Life arrived later than usual the following day, letting himself in with his own key at lunchtime, lost behind a bundle of multicoloured ‘Happy Birthday’ balloons. ‘What on earth is happening in this building, it smells like – oh, my God.’ He stopped and looked around.
I didn’t stop, kept doing what I was doing which was rolling out pastry. My arms were tired and beads of sweat had broken out on my forehead but things had never been clearer in my mind. Everything in my life was crystal clear now, I knew what I had to do. The more pastry I rolled, the more I knew my fate.

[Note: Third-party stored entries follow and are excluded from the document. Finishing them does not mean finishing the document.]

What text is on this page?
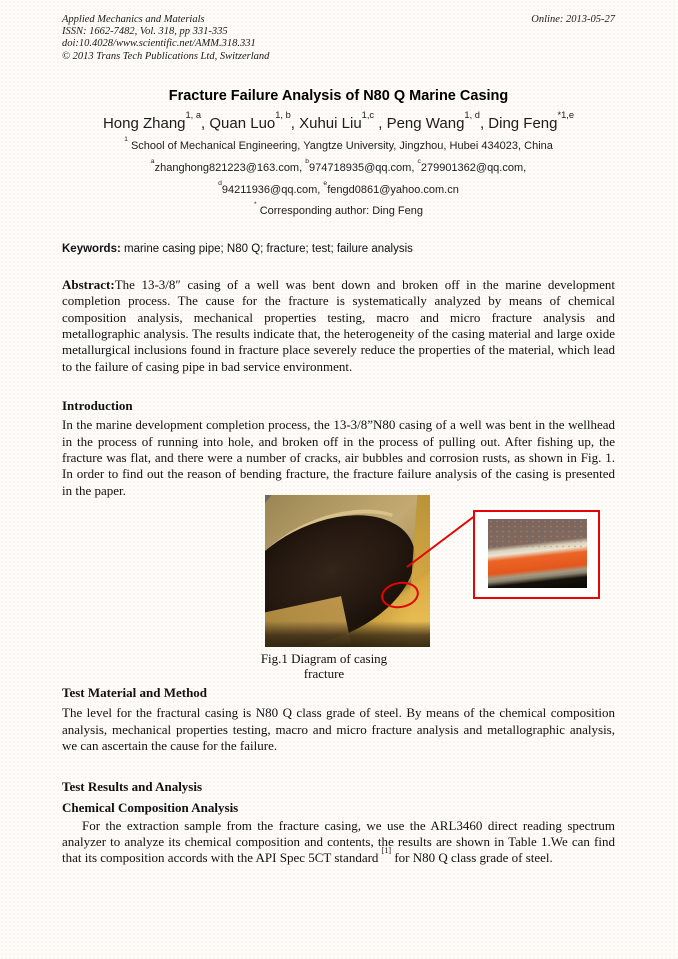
Applied Mechanics and Materials
ISSN: 1662-7482, Vol. 318, pp 331-335
doi:10.4028/www.scientific.net/AMM.318.331
© 2013 Trans Tech Publications Ltd, Switzerland
Online: 2013-05-27
Fracture Failure Analysis of N80 Q Marine Casing
Hong Zhang$^{1, a}$, Quan Luo$^{1, b}$, Xuhui Liu$^{1,c}$ , Peng Wang$^{1, d}$, Ding Feng$^{*1,e}$
$^1$ School of Mechanical Engineering, Yangtze University, Jingzhou, Hubei 434023, China
$^a$zhanghong821223@163.com, $^b$974718935@qq.com, $^c$279901362@qq.com,
$^d$94211936@qq.com, $^e$fengd0861@yahoo.com.cn
* Corresponding author: Ding Feng
Keywords: marine casing pipe; N80 Q; fracture; test; failure analysis

Abstract:The 13-3/8″ casing of a well was bent down and broken off in the marine development completion process. The cause for the fracture is systematically analyzed by means of chemical composition analysis, mechanical properties testing, macro and micro fracture analysis and metallographic analysis. The results indicate that, the heterogeneity of the casing material and large oxide metallurgical inclusions found in fracture place severely reduce the properties of the material, which lead to the failure of casing pipe in bad service environment.

Introduction

In the marine development completion process, the 13-3/8”N80 casing of a well was bent in the wellhead in the process of running into hole, and broken off in the process of pulling out. After fishing up, the fracture was flat, and there were a number of cracks, air bubbles and corrosion rusts, as shown in Fig. 1. In order to find out the reason of bending fracture, the fracture failure analysis of the casing is presented in the paper.

Fig.1 Diagram of casing fracture

Test Material and Method

The level for the fractural casing is N80 Q class grade of steel. By means of the chemical composition analysis, mechanical properties testing, macro and micro fracture analysis and metallographic analysis, we can ascertain the cause for the failure.

Test Results and Analysis

Chemical Composition Analysis

For the extraction sample from the fracture casing, we use the ARL3460 direct reading spectrum analyzer to analyze its chemical composition and contents, the results are shown in Table 1.We can find that its composition accords with the API Spec 5CT standard [1] for N80 Q class grade of steel.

‘Are you having a nervous breakdown?’ Life asked, with mock concern. ‘Because if you are, I’ll have to go back to the office and file some serious paperwork. And I’m just done with filing your nervous breakdowns. Typical,’ he huffed.
‘No, the opposite, in fact. I’m in the midst of a moment of enlightenment,’ I said, still busy with the pastry.

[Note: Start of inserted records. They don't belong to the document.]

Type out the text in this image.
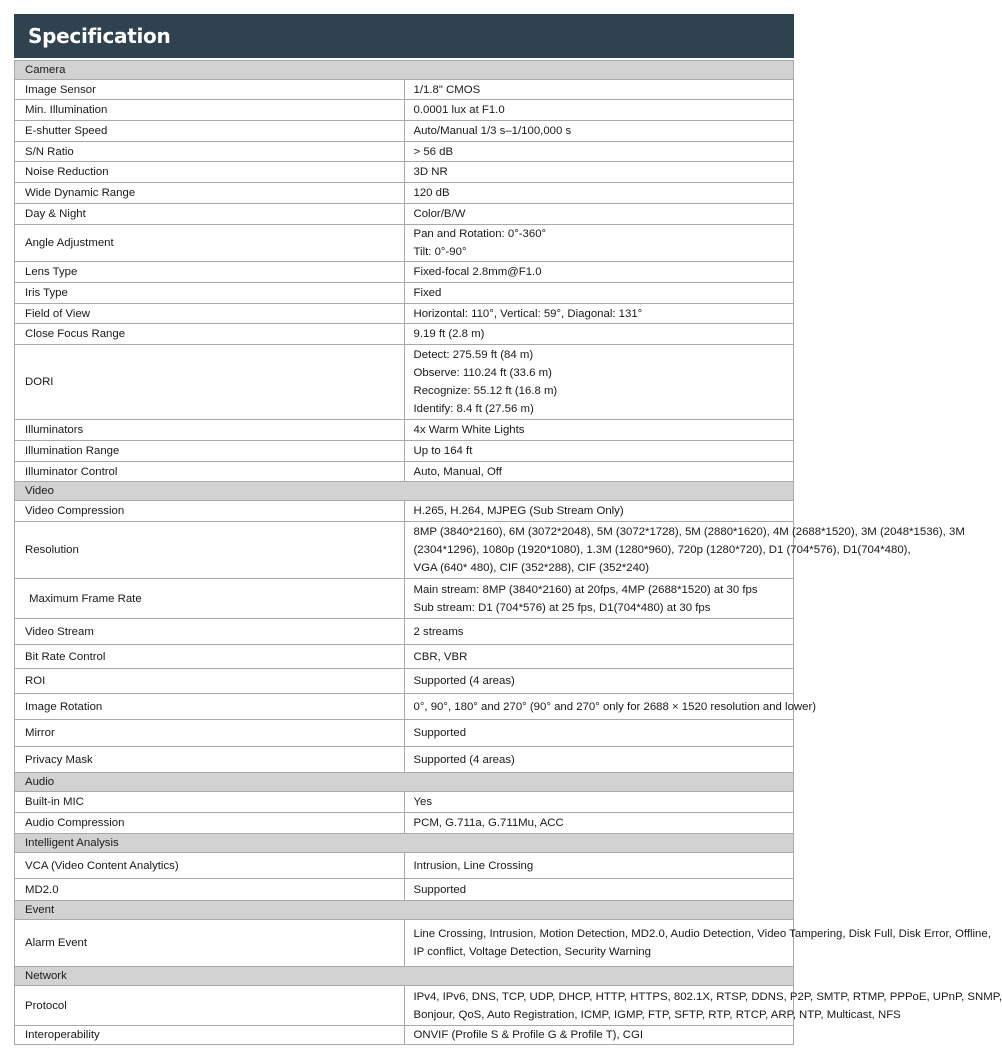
Specification
Camera	
Image Sensor	1/1.8" CMOS

Min. Illumination	0.0001 lux at F1.0

E-shutter Speed	Auto/Manual 1/3 s–1/100,000 s

S/N Ratio	> 56 dB

Noise Reduction	3D NR

Wide Dynamic Range	120 dB

Day & Night	Color/B/W

Angle Adjustment	Pan and Rotation: 0°-360°
Tilt: 0°-90°

Lens Type	Fixed-focal 2.8mm@F1.0

Iris Type	Fixed

Field of View	Horizontal: 110°, Vertical: 59°, Diagonal: 131°

Close Focus Range	9.19 ft (2.8 m)

DORI	Detect: 275.59 ft (84 m)
Observe: 110.24 ft (33.6 m)
Recognize: 55.12 ft (16.8 m)
Identify: 8.4 ft (27.56 m)

Illuminators	4x Warm White Lights

Illumination Range	Up to 164 ft

Illuminator Control	Auto, Manual, Off

Video	
Video Compression	H.265, H.264, MJPEG (Sub Stream Only)

Resolution	8MP (3840*2160), 6M (3072*2048), 5M (3072*1728), 5M (2880*1620), 4M (2688*1520), 3M (2048*1536), 3M
(2304*1296), 1080p (1920*1080), 1.3M (1280*960), 720p (1280*720), D1 (704*576), D1(704*480),
VGA (640* 480), CIF (352*288), CIF (352*240)

Maximum Frame Rate	Main stream: 8MP (3840*2160) at 20fps, 4MP (2688*1520) at 30 fps
Sub stream: D1 (704*576) at 25 fps, D1(704*480) at 30 fps

Video Stream	2 streams

Bit Rate Control	CBR, VBR

ROI	Supported (4 areas)

Image Rotation	0°, 90°, 180° and 270° (90° and 270° only for 2688 × 1520 resolution and lower)

Mirror	Supported

Privacy Mask	Supported (4 areas)

Audio	
Built-in MIC	Yes

Audio Compression	PCM, G.711a, G.711Mu, ACC

Intelligent Analysis	
VCA (Video Content Analytics)	Intrusion, Line Crossing

MD2.0	Supported

Event	
Alarm Event	Line Crossing, Intrusion, Motion Detection, MD2.0, Audio Detection, Video Tampering, Disk Full, Disk Error, Offline,
IP conflict, Voltage Detection, Security Warning

Network	
Protocol	IPv4, IPv6, DNS, TCP, UDP, DHCP, HTTP, HTTPS, 802.1X, RTSP, DDNS, P2P, SMTP, RTMP, PPPoE, UPnP, SNMP,
Bonjour, QoS, Auto Registration, ICMP, IGMP, FTP, SFTP, RTP, RTCP, ARP, NTP, Multicast, NFS

Interoperability	ONVIF (Profile S & Profile G & Profile T), CGI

‘Have you been reading books again? I told you not to do that. They give you notions.’
I kept working.
‘Well, happy thirtieth birthday.’ He kissed my head. ‘I bought you balloons but my real present was to give you the morning away from me. Priceless.’
‘Thank you.’ I admired the balloons briefly, then got back to work.
‘Have you taken a break at all, crazy lady?’ he asked, moving a plate of muffins to the floor and sitting at the counter.
I finally paused for a moment to take in the scene and he had a point. Every available surface in the flat was filled with cupcakes and pies. On the hob more fruit bubbled in a pot: rhubarb and apple. I’d made blueberry muffins, apple tart and pecan and caramel pie slices. After spending the night sending out text messages to spread the word, I had gone to the supermarket early that morning in a quest to find food for my mother. It had been a few years since I’d been to the supermarket, a real one, not a fancy newsagent that had serviced my dinner-for-one appetite for the past two years. I had passed by the food and been pulled directly to the baking section and once there my mind had come alive, as though it had been dormant for quite some time and then there was an explosion of thoughts. Not just ideas, I always had them, but of actual decisions. I’d decided to make a chocolate biscuit birthday cake for myself but then as soon as I’d started, I couldn’t stop, it was as though baking was therapy enough for me, things were becoming clearer in my head.
‘The more I knead, the more I realise what I need,’ I told Life, as I frantically worked the dough. ‘I need to knead,’ I giggled.
He looked at me in amusement.
‘But I also need to speak to my friends, I need to speak to Don, I need to get a job – a proper job, a job that I kind of like, a job I’m qualified to do, I need to finally move on.’
I pushed a blackberry and apple crumble towards him, then I checked my mobile. Everybody else had returned my message but still no response from Don.